Welcome to another edition of Rez Notes where our quest is to answer that age-old question, “What the hell is goin’ on?” Yes, our spies have been working overtime and keeping their eyes and ears alert for all the weird goings on the world over. We begin.
WASKAGANISH- Be afraid, be very afraid, say extremely reliable sources. The legendary “sea monster,” Loobitsh, the Cree equivalent of which is Wasky, was seen surfacing in a river not far from the community. As is always the case in many sightings, the witnesses didn’t have cameras. More on this story as it unfolds. In other news, two young men came upon a polar bear carcass while on a canoe trip. When they returned later for the pelt the bear was gone and the guys, no doubt, were taught a valuable lesson on procrastination. More on that much later.
CHISASIBI-Thanksgiving weekend saw fierce, hardhitting badminton competition with Lise Lacaille winning in the Women’s Division. The Men’s title went to Yves Lacroix. In the doubles category, prizes went to, again, Lise Lacaille and her partner, Benoit Strasbourg. They were awarded new rackets and rollerblades. There’s an idea. Roller badminton. People are also all a titter about the upcoming Susan Aglukark gig and the Special General Assembly, both taking place around the same time. One hundred Cree Nation reps are expected. But that’s not all. There’s the monster bingo on the 19th where they’re letting a whole bunch of prize money go for the final jackpot EASTMAIN- Visitors to Eastmain be warned. There is a limit to the amount of alcohol you can bring in with you. It is: no more than one case of 24 bottles of beer or one 1.14-litre bottle of liquor or 4 litres of wine per person. These amounts cannot be combined, as if anybody would want to combine beer and wine. Anything over the limit will be seized and, here’s the interesting part, returned at a later date.

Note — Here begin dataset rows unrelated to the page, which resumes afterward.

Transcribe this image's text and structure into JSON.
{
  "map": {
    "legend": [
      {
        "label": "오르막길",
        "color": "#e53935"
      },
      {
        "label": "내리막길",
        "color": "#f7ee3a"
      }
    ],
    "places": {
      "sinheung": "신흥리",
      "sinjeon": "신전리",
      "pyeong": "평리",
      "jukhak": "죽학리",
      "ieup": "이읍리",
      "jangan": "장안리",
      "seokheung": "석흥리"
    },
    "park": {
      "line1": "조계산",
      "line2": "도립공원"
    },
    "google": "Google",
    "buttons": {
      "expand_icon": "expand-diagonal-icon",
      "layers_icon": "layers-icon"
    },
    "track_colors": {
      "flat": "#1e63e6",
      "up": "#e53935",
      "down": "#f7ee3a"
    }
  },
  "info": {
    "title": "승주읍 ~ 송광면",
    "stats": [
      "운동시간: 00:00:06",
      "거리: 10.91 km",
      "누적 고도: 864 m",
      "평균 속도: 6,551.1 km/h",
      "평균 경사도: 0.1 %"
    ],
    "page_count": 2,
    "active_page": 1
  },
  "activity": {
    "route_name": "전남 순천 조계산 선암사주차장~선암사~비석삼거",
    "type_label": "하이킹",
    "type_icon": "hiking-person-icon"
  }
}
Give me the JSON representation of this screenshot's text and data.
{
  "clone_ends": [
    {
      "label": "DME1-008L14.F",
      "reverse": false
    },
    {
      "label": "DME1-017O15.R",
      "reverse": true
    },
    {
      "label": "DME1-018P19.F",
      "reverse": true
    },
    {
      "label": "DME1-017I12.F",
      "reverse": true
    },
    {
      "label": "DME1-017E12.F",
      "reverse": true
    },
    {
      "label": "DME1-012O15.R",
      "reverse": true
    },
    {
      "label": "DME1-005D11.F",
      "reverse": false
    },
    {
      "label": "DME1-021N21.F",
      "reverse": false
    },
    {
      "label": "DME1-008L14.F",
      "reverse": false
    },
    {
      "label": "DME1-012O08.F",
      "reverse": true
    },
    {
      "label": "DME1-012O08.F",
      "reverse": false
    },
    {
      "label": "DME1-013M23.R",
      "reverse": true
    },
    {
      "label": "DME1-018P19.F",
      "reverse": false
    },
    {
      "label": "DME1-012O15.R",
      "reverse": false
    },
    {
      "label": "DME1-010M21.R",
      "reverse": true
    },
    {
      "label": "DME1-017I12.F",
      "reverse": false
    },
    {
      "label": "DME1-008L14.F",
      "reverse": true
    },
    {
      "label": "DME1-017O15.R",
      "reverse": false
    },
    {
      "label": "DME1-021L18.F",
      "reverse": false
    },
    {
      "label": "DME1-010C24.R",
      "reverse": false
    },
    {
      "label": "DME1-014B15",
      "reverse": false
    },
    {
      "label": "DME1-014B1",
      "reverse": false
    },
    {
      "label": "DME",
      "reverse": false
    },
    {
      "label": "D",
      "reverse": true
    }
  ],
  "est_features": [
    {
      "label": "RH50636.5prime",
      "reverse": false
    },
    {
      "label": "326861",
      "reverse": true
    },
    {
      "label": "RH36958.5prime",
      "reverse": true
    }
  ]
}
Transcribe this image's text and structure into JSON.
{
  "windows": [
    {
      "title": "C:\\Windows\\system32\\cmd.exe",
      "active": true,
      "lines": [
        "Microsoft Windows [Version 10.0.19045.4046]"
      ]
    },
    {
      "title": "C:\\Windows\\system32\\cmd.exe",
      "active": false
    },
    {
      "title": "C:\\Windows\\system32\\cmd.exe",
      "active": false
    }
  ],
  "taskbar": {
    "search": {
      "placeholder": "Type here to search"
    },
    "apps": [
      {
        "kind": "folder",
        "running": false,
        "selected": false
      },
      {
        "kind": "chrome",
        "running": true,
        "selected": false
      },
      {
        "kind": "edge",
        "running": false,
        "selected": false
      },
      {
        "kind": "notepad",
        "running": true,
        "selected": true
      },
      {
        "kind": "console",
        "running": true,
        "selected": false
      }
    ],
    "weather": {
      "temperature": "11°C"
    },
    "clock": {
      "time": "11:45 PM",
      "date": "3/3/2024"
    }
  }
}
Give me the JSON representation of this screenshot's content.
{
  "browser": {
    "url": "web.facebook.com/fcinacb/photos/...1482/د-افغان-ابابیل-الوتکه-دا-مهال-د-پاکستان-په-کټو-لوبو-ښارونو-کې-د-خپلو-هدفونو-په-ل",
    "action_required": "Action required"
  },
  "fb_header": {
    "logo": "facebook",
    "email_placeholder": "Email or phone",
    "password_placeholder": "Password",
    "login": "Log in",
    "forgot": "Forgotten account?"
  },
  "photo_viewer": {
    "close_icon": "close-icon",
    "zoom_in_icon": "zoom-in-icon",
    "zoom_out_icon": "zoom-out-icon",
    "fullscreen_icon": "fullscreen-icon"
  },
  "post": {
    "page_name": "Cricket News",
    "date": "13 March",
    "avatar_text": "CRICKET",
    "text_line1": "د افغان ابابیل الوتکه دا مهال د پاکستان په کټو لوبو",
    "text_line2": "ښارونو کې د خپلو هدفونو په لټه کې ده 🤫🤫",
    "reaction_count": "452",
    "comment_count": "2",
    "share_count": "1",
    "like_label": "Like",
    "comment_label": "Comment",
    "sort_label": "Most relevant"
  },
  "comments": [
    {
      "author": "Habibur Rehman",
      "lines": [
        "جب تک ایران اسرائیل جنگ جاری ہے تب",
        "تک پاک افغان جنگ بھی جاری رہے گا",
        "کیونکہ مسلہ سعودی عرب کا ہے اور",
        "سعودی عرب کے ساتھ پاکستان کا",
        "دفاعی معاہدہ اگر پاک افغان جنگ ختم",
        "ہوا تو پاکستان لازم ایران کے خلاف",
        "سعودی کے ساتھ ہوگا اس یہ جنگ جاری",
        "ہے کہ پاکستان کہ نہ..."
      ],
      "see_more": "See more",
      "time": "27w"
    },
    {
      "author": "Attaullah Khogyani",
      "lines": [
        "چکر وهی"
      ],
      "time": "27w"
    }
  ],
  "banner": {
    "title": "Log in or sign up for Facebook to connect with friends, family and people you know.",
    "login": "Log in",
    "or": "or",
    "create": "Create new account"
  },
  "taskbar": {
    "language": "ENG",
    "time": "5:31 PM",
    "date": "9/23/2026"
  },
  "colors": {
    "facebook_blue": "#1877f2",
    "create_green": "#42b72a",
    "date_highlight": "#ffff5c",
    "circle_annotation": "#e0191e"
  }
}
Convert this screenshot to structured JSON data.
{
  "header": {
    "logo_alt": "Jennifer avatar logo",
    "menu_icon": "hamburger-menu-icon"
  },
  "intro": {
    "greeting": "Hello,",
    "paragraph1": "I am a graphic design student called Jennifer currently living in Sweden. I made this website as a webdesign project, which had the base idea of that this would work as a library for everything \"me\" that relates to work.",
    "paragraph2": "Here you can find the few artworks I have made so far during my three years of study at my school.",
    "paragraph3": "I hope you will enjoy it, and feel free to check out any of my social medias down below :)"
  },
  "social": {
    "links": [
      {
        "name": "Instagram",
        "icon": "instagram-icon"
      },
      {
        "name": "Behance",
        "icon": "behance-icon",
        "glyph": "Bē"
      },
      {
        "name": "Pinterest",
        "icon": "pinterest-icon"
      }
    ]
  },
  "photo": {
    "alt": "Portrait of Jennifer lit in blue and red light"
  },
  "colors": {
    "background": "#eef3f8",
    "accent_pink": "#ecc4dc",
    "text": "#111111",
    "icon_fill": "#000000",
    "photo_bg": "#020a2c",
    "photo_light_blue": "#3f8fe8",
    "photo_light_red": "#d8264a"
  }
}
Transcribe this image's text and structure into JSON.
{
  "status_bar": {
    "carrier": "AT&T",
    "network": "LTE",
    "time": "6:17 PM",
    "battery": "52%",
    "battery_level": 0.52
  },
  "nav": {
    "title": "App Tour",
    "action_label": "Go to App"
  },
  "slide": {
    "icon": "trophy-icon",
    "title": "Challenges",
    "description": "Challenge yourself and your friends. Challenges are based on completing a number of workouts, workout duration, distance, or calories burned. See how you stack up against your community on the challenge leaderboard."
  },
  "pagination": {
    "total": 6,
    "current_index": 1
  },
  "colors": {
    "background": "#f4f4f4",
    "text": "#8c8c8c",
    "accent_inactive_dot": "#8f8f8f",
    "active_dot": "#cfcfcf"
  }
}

NEMASKA- Residents are to be treated to what we hope will be dazzling displays of oratory when Nemaska gathers to listen to youth opinion on Canada-Quebec relations…
OUJE-BOUGOUMOU- Practically everyone in town made the long journey to the Big Apple, to accept their UN award we’ve been hearing so much about, on the week of September 20-25. While in the city they were treated to limo tours of the city and of course spent all of their money in Manhattan’s shops. Along for the festivities were the Chief, community Elders and Eastmain’s native son, Ted Moses.
MONTREAL- It’s just a rumour right now but the prehistoric Rolling Stones might be in town again this winter in support of a new acoustic album. An even wilder version of the story is that they’ll be playing at the Forum!!! Call your friendly neighbourhood scalpers ASAP ELSEWHERE- A Philadelphia man saved a 17-month-old’s life by catching him in his arms when he fell out of a three story window.
La La Land- OJ walked.
TV- Did you catch the “alien autopsy” on TV a few nights ago? Believers claim the film was shot on and smuggled out of an Air Force base in the late 40’s after a “disc” crashlanded in a desert near the town of Roswell in the southern U.S. A whole cult of “Roswellians” has sprung up and are petitioning the people in charge of matters such as these to declassify all files on the mess. Check out UFO Weekly for “unofficial” details.